Et plus il y a de gens issus des communautés autochtones, des communautés d’artistes et du street art qui participent à Wikipédia, plus la représentation est diversifiée. C’est implicite.

Oui, car ce sont des gens qui connaissent bien le sujet et qui ont souvent un meilleur accès à ces artistes. Les barrières de l’accessibilité coloniale, tout comme celles de l’histoire de l’art, et les systèmes d’exclusion en général que l’on retrouve dans la vie de tous les jours existent aussi sur Wikipédia. Plus il y a de diversité dans le bassin d’utilisateurs de Wikipédia, plus ça améliore la représentativité des artistes. Les ressources sont là, il faut seulement les partager et trouver des outils d’archivage et d’accessibilité sur le Web.

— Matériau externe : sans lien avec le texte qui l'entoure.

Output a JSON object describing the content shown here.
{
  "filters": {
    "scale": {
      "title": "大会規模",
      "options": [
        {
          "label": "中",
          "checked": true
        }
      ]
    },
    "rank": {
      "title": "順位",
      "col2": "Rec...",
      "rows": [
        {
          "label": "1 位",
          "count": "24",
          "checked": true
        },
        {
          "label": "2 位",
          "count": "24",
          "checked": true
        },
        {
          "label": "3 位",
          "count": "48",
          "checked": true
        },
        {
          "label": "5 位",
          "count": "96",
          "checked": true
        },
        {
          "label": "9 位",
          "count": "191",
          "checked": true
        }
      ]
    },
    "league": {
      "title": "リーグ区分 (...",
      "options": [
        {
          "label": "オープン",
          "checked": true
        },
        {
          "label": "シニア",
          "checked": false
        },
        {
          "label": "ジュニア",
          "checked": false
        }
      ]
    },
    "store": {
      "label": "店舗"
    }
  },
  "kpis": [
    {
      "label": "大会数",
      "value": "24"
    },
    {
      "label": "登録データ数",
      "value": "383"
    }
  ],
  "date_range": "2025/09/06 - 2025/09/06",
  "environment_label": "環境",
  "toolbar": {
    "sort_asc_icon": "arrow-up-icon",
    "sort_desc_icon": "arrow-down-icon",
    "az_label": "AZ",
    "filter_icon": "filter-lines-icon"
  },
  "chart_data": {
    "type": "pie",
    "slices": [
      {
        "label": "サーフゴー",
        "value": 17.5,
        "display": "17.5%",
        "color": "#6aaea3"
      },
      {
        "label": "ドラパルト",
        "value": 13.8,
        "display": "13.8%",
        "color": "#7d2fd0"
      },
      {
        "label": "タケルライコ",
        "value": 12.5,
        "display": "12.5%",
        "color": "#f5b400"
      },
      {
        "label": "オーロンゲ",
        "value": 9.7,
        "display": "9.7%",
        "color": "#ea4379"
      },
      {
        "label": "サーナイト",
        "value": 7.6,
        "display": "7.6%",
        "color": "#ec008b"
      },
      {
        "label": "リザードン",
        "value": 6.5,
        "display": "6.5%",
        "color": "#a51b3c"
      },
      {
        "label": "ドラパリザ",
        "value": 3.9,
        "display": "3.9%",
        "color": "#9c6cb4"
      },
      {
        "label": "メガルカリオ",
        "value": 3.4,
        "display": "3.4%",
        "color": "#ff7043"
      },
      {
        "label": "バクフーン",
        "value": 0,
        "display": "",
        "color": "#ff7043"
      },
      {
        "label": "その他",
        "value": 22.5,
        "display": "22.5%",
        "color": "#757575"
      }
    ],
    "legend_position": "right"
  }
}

Rolande Souliere Mediating the Treaties (2017)
Commission d’art public de la ville de Winnipeg
Photo : Rolande Souliere

C’est comme une archive vivante à laquelle il faut contribuer. Votre expérience pendant cette résidence va-t-elle changer votre relation aux archives en tant qu’artiste ?

Je travaillais déjà l’archive, qui est essentielle à ma pratique. Je me rends compte aujourd’hui que c’est encore plus important d’anticiper ce manque de visibilité. Et de voir ce qu’on fait avec ça.

Quand je faisais la résidence Wikipédia, je pensais aussi à toutes les contraintes qui ne favorisent pas nécessairement la pérennité du street art – la météo, le temps, les saisons, et aussi les passants qui peuvent détruire les œuvres – parallèlement aux contraintes de Wikipédia, et tout se rejoint. Ce sont des doubles barrières, intersectionnelles, entre les pratiques et leur représentativité.

Par exemple, avec le collectif que j’ai cofondé avec Laurence Desmarais, qui se nomme Unceded Voices/ Les Voix Insoumises, c’est quelque chose à laquelle nous avons beaucoup réfléchi : la valeur des archives physiques par rapport aux archives numériques. Pour notre manifestation annuelle, nous avons archivé tout ce que nous avons fait lors des trois dernières éditions : des photos et des vidéos, et bien sûr les pratiques des artistes. On a aussi créé un zine, soit une publication papier, et nous avons en plus utilisé les réseaux sociaux, parce que le partage y est très rapide. En mettant en ligne les archives, ça nous a permis d’élargir notre communauté et le réseau que l’on peut développer. C’est très important pour les pratiques éphémères. Et dans cette même logique, il est essentiel d’archiver.